As spaces are used and made meaningful by human beings, they become places. Good examples of this are spaces and places dedicated to tourism, a growing share of urban areas. The same location is therefore simultaneously a certain kind of space and a particular place. Some spaces are constructed for certain kinds of uses – ball fields, for instance, or streets – though this does not always mean that they are used for their intended purposes (indeed, a street may come to serve as a cricket pitch when no proper field is available). Scale also matters when it comes to talking about space, a small spaces suggest intimacy and privacy while large spaces seem to foster anonymity. Many more qualities of spaces matter as well, as these allow spaces to facilitate some activities rather than others. Jane Jacobs called attention to the ways that parks, an important type of urban space – differ from one another. Park spaces that offer a sense of enclosure, for instance, will actually be more inviting. Examining similar properties of urban space, William H. Whyte, found that something as simple as the presence of movable seating will make one park more popular than another.

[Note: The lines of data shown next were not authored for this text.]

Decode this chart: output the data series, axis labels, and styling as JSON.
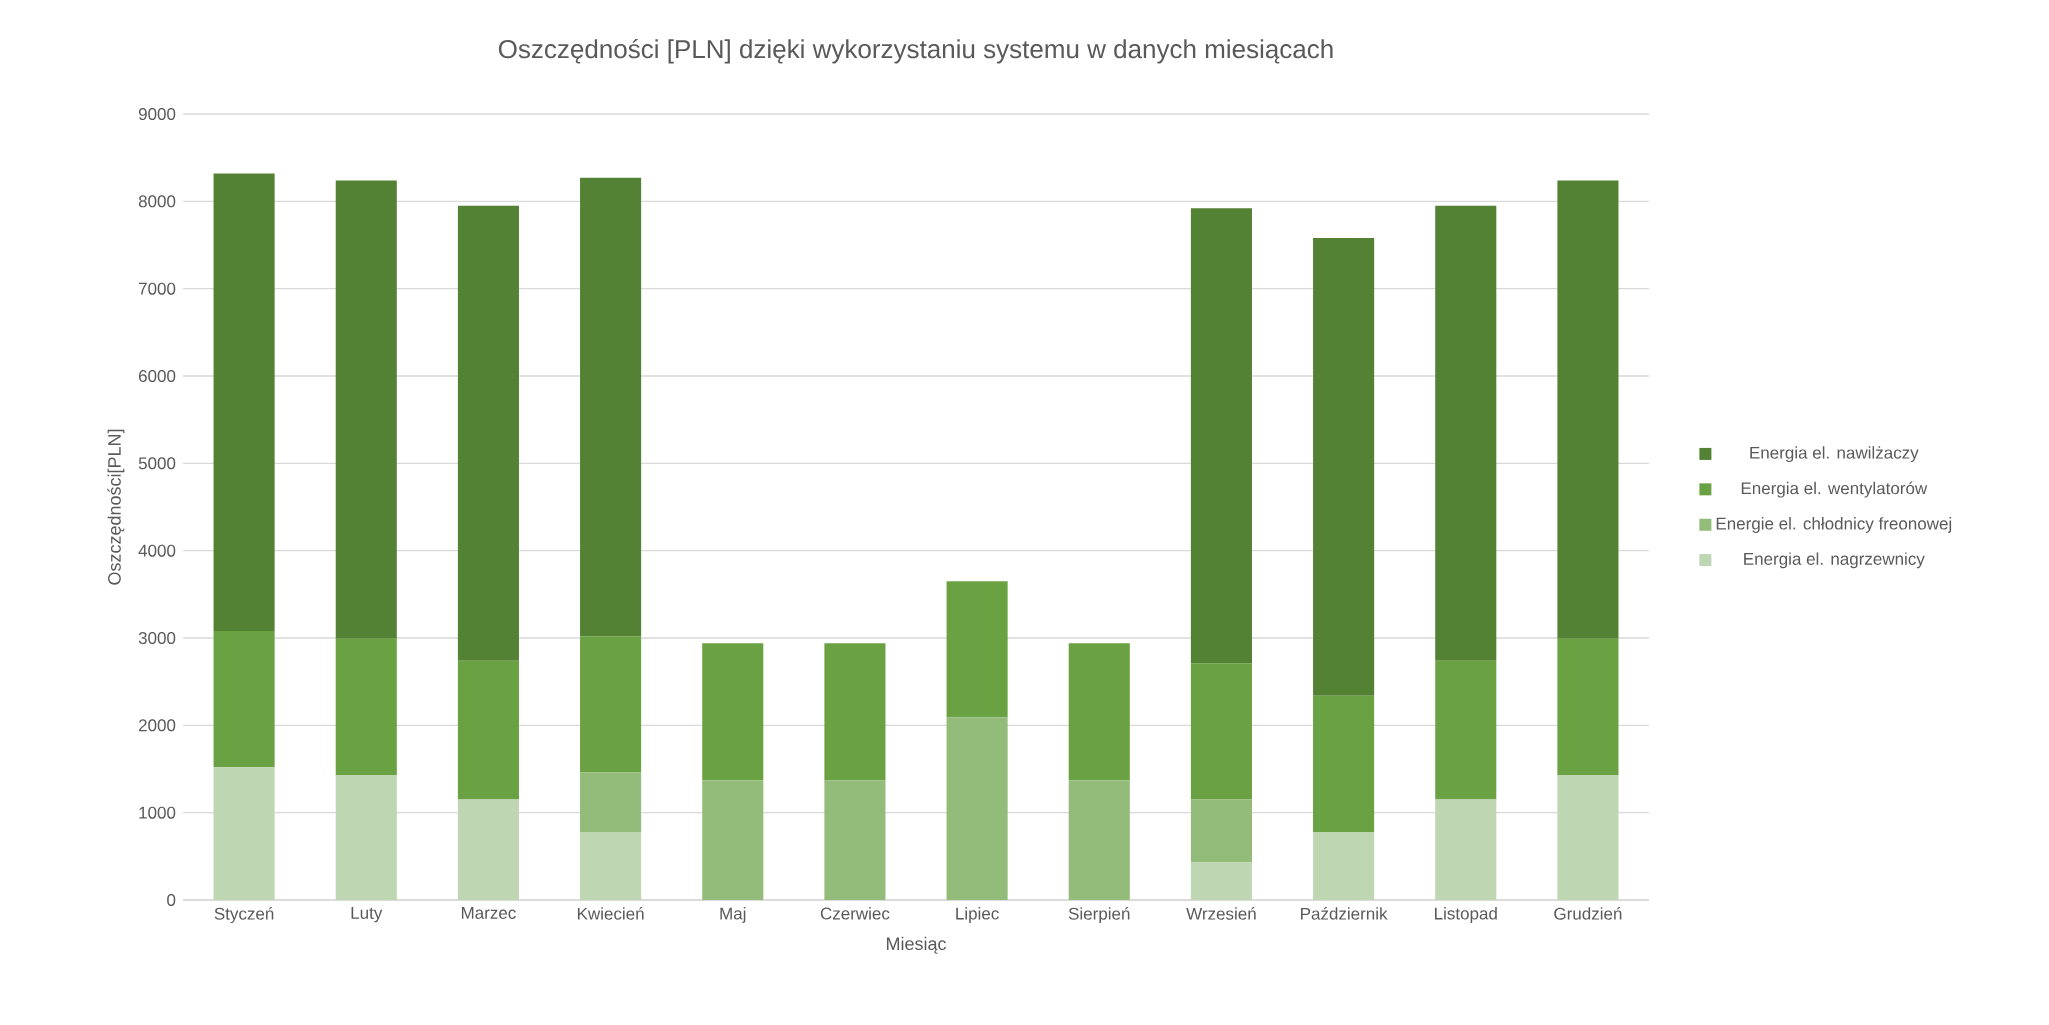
{
  "chart_data": {
    "type": "bar",
    "stacked": true,
    "title": "Oszczędności [PLN] dzięki wykorzystaniu systemu w danych miesiącach",
    "xlabel": "Miesiąc",
    "ylabel": "Oszczędności[PLN]",
    "categories": [
      "Styczeń",
      "Luty",
      "Marzec",
      "Kwiecień",
      "Maj",
      "Czerwiec",
      "Lipiec",
      "Sierpień",
      "Wrzesień",
      "Październik",
      "Listopad",
      "Grudzień"
    ],
    "series": [
      {
        "name": "Energia el. nagrzewnicy",
        "color": "#bfd6b3",
        "values": [
          1520,
          1430,
          1150,
          780,
          null,
          null,
          null,
          null,
          430,
          780,
          1150,
          1430
        ]
      },
      {
        "name": "Energie el. chłodnicy freonowej",
        "color": "#93bb79",
        "values": [
          null,
          null,
          null,
          680,
          1370,
          1370,
          2090,
          1370,
          720,
          null,
          null,
          null
        ]
      },
      {
        "name": "Energia el. wentylatorów",
        "color": "#6aa142",
        "values": [
          1560,
          1560,
          1590,
          1560,
          1570,
          1570,
          1560,
          1570,
          1560,
          1560,
          1590,
          1560
        ]
      },
      {
        "name": "Energia el. nawilżaczy",
        "color": "#548235",
        "values": [
          5240,
          5250,
          5210,
          5250,
          null,
          null,
          null,
          null,
          5210,
          5240,
          5210,
          5250
        ]
      }
    ],
    "ylim": [
      0,
      9000
    ],
    "yticks": [
      0,
      1000,
      2000,
      3000,
      4000,
      5000,
      6000,
      7000,
      8000,
      9000
    ],
    "grid": "y",
    "legend": "right"
  }
}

One of the most important qualities of spaces is the degree to which they are freely accessible. We have to look into the distribution of private spaces and public spaces within urban areas. Cities have always contained private spaces, which provide a degree of protection from the outside world, and where the owner of the property may dictate just who is allowed to enter and what they may do on the premises. Homes are the major private spaces that we human beings occupy. Both private and public spaces serve important purposes: free speech and assembly are cornerstones of democratic societies, but most of us would like to have some say regarding the uses of some spaces, particularly our homes. This process is referred to as the privatization of space: efforts to make space less accessible and to curtail the freedoms of those who use it. Take a shopping mall, for instance. While it may appear to serve many of the same functions as an open-air market, malls are privately owned and the rights of those who use them are specified by owners and management. Neighbourhoods, too, particularly gated communities and common-interest developments, are extending private control of space beyond individual residences to the formerly public areas of streets, sidewalks, and parks.